Bethe ko Sag in Finland

"Bhai, Bethe ko Sag tipna jaane ho?"

I was surprised when Bhimsen Dai asked me this in Helsinki. I then accompanied his family to the open and pristine fields in Malmi, Helsinki for collecting a wild herb that people in Nepal savour - Bethe ko Sag.

Bethe ko Sag
Bethe ko sag is used as a binding thread for storytelling in this article.

That was my first Finnish summer experience. While exploring Helsinki and around, I did not miss to make strolls in local neighborhood of Malmi (a neighbourhood with many Nepali families) where I stayed. However, it was Bhimsen Dai who showed me 'Lamb's Quarters' on the fields of Malmi.

In English, it has got many names. I choose to call it 'Lamb's Quarters' if I have to. Otherwise, I call it 'Bethe ko Sag', for I would love to write freely and organically here in my blog.

My focus in this article is to highlight the visible manifestations of Nepali identity and space-making in foreign countries. I may write another article based on my own general observation of the trend of place-making in contemporary Nepal.

'Bethe ko Sag' is just a figurative thing here. I also recall a school senior who currently lives in Australia with her family, growing veggies of Nepali gastronomy in her backyard. Though many Nepali people are fed up of the contemporary political ecology of Nepal, they also know that they are free to co-construct their own 'space'. With 'freedom', I recall here Amartya Sen's 'freedom' which can be interpreted in terms of free and fair economic participation for making a utopian society.

Let me believe that these Nepali people venture abroad to construct their own 'spaces' of economic freedom where they also expect to experience relatively more 'just' and more 'fair' system.

The same people, would be saying openly and explicitly, that the system of Nepal is 'kharaab', meaning 'bad'.

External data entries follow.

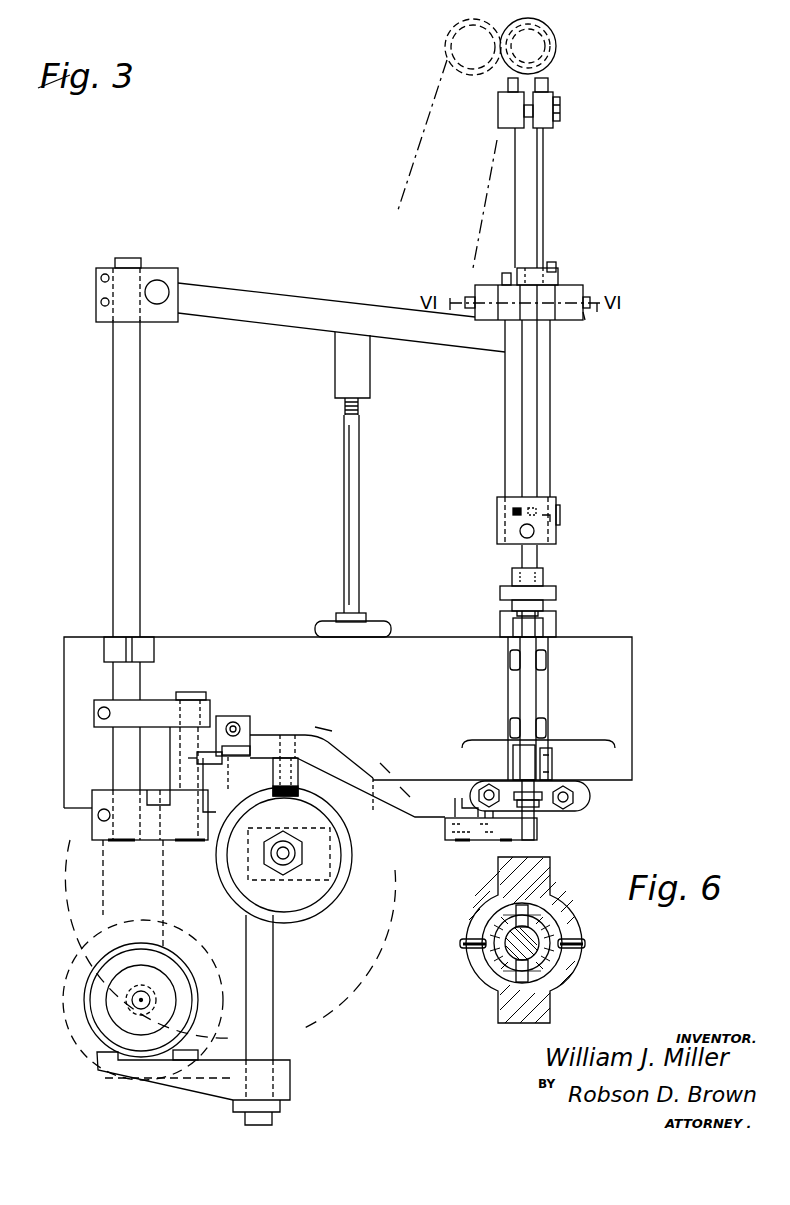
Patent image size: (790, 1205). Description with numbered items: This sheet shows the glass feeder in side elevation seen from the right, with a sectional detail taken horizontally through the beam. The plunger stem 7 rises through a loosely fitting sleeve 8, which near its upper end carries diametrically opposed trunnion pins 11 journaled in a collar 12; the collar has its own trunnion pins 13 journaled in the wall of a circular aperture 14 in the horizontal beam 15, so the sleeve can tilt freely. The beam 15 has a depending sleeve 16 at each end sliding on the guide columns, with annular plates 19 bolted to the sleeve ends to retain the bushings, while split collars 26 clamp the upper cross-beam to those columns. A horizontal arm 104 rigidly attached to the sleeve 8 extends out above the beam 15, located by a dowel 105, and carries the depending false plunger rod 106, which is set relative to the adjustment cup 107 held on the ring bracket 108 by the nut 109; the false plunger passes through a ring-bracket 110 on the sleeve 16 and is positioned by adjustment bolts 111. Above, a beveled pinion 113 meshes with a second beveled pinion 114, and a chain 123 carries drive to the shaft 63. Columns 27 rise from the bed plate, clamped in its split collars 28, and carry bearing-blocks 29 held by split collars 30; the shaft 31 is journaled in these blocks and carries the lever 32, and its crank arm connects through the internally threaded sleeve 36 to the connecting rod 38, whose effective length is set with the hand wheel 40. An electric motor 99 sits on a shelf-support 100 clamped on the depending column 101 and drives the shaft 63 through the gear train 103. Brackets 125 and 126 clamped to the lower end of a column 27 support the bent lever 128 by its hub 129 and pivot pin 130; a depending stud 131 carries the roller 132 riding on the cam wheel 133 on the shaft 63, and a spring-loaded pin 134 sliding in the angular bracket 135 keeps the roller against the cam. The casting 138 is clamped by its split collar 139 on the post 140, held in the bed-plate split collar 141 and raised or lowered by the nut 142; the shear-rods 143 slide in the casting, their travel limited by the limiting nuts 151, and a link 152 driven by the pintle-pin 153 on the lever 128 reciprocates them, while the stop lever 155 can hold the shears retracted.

In FIG. 6, the stem 7 is at (562, 928).
In FIG. 6, the sleeve 8 is at (478, 977).
In FIG. 6, the trunnion pins 11 is at (521, 908).
In FIG. 6, the collar 12 is at (510, 918).
In FIG. 3, the trunnion pins 13 is at (588, 314).
In FIG. 6, the trunnion pins 13 is at (460, 944).
In FIG. 6, the circular aperture 14 is at (494, 960).
In FIG. 3, the beam 15 is at (583, 294).
In FIG. 6, the beam 15 is at (498, 879).
In FIG. 3, the depending sleeve 16 is at (550, 425).
In FIG. 3, the annular plates 19 is at (502, 283).
In FIG. 3, the split collars 26 is at (510, 125).
In FIG. 3, the columns 27 is at (142, 353).
In FIG. 3, the split collars 28 is at (104, 665).
In FIG. 3, the bearing-blocks 29 is at (178, 324).
In FIG. 3, the split collars 30 is at (96, 320).
In FIG. 3, the shaft 31 is at (168, 290).
In FIG. 3, the lever 32 is at (341, 317).
In FIG. 3, the internally threaded sleeve 36 is at (370, 383).
In FIG. 3, the connecting rod 38 is at (360, 497).
In FIG. 3, the hand wheel 40 is at (391, 629).
In FIG. 3, the shaft 63 is at (295, 853).
In FIG. 3, the electric motor 99 is at (153, 1000).
In FIG. 3, the shelf-support 100 is at (193, 1087).
In FIG. 3, the depending column 101 is at (274, 1001).
In FIG. 3, the gear train 103 is at (240, 976).
In FIG. 3, the arm 104 is at (558, 282).
In FIG. 3, the dowel 105 is at (556, 268).
In FIG. 3, the false plunger rod 106 is at (537, 395).
In FIG. 3, the adjustment cup 107 is at (545, 578).
In FIG. 3, the ring bracket 108 is at (556, 591).
In FIG. 3, the nut 109 is at (545, 605).
In FIG. 3, the ring-bracket 110 is at (497, 527).
In FIG. 3, the adjustment bolts 111 is at (541, 532).
In FIG. 3, the pinion 113 is at (546, 76).
In FIG. 3, the second beveled pinion 114 is at (540, 57).
In FIG. 3, the chain 123 is at (482, 212).
In FIG. 3, the bracket 125 is at (152, 713).
In FIG. 3, the bracket 126 is at (150, 815).
In FIG. 3, the bent lever 128 is at (297, 732).
In FIG. 3, the hub 129 is at (180, 752).
In FIG. 3, the pivot pin 130 is at (192, 687).
In FIG. 3, the depending stud 131 is at (360, 757).
In FIG. 3, the roller 132 is at (273, 787).
In FIG. 3, the cam wheel 133 is at (352, 861).
In FIG. 3, the pin 134 is at (240, 716).
In FIG. 3, the angular bracket 135 is at (250, 733).
In FIG. 3, the casting 138 is at (575, 800).
In FIG. 3, the split collar 139 is at (553, 757).
In FIG. 3, the post 140 is at (527, 745).
In FIG. 3, the split collar 141 is at (508, 701).
In FIG. 3, the nut 142 is at (556, 619).
In FIG. 3, the shear-rods 143 is at (476, 794).
In FIG. 3, the limiting nuts 151 is at (545, 812).
In FIG. 3, the link 152 is at (535, 822).
In FIG. 3, the pintle-pin 153 is at (533, 832).
In FIG. 3, the stop lever 155 is at (487, 842).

Saying so, one may argue 'societal transformation starts from personal transformation'. S/he may add - running away from 'a mess' is not any form of 'transformative action' at any level, or any form. I do not have counter argument to these opinions, or expressions. However, I know that I carry hope. I see the similar 'hope' in the purest forms of space-making of first generation Nepali in the diaspora. With 'hope', I see that there is 'potential' for 'transformative action'. The trajectory may start at one front and scale towards the political realm.

Well, I may be etymologically wrong here. However, I consider 'place' as a physical expression and 'space' as physical and/or abstract. When Bhimsen Dai and his wife (being first generation migrants to Finland) attempt to normalize the conflict between 'being a Nepali' and 'living in Finland' through 'Bethe ko Sag' foraging, I clearly see a normalization at the fronts of 'identity crisis' and 'space making'.

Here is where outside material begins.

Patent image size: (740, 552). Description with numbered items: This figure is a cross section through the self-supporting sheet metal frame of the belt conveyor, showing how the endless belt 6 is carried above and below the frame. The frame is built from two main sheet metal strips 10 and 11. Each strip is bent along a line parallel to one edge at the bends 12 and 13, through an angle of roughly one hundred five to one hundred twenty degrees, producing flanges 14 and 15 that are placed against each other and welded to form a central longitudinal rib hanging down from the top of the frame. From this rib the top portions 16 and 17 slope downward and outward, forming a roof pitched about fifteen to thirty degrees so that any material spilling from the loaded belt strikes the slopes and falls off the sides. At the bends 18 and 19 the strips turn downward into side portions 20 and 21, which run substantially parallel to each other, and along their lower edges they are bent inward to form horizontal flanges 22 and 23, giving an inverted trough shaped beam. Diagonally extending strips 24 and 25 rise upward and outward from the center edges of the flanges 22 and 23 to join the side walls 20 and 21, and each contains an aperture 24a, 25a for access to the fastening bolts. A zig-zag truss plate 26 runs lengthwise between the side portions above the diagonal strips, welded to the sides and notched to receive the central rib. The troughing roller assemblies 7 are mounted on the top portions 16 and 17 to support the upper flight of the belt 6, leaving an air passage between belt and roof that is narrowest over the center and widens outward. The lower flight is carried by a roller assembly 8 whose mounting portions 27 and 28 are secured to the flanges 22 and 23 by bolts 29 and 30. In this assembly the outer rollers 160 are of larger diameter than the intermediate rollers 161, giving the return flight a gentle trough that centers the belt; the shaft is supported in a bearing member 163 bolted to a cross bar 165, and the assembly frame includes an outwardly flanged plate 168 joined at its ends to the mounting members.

During my 2 months stay in Helsinki, they have invited me to Nepali style dinners where they would serve rice, dal (lentil soup), lamb-curry, and achar (spicy Nepali style salad). When we conversed about Nepal, they would always say that they would return to Nepal if the situation 'improves' to the 'level of their expectations'. Though I could not assess and figure out the 'level of their expectations', I realized that their space-making was connected to Nepal and their identity as a Nepali. On top of this, they still carried 'hope' that Nepal will be an utopian state, as I do.

I am not a botanist, nor a biotechnologist. However, I was surprised to find 'Lamb's Quarters' on the open fields of Helsinki. I also found 'kutul kosa' (small pods similar to the appearance of the bigger pods of green peas) by the sidewalks in Malmi. Guess what, I ate those.

During those 2 months of my stay in Helsinki, the embodied normalization of space-making and identity confirmation was best faciliated by those perks. Those had positive impact on my mental health too; you know aftermath of dark Finnish winter months. Then what? As a Nepali who aspires for freedom, carries hope, and gets faciliated opportunities of transformative spaces, and normalization in identity crisis is left with one more step - organized efforts of societal transformation.

Disclaimer

The names of people in this articles are 'pseudo names'.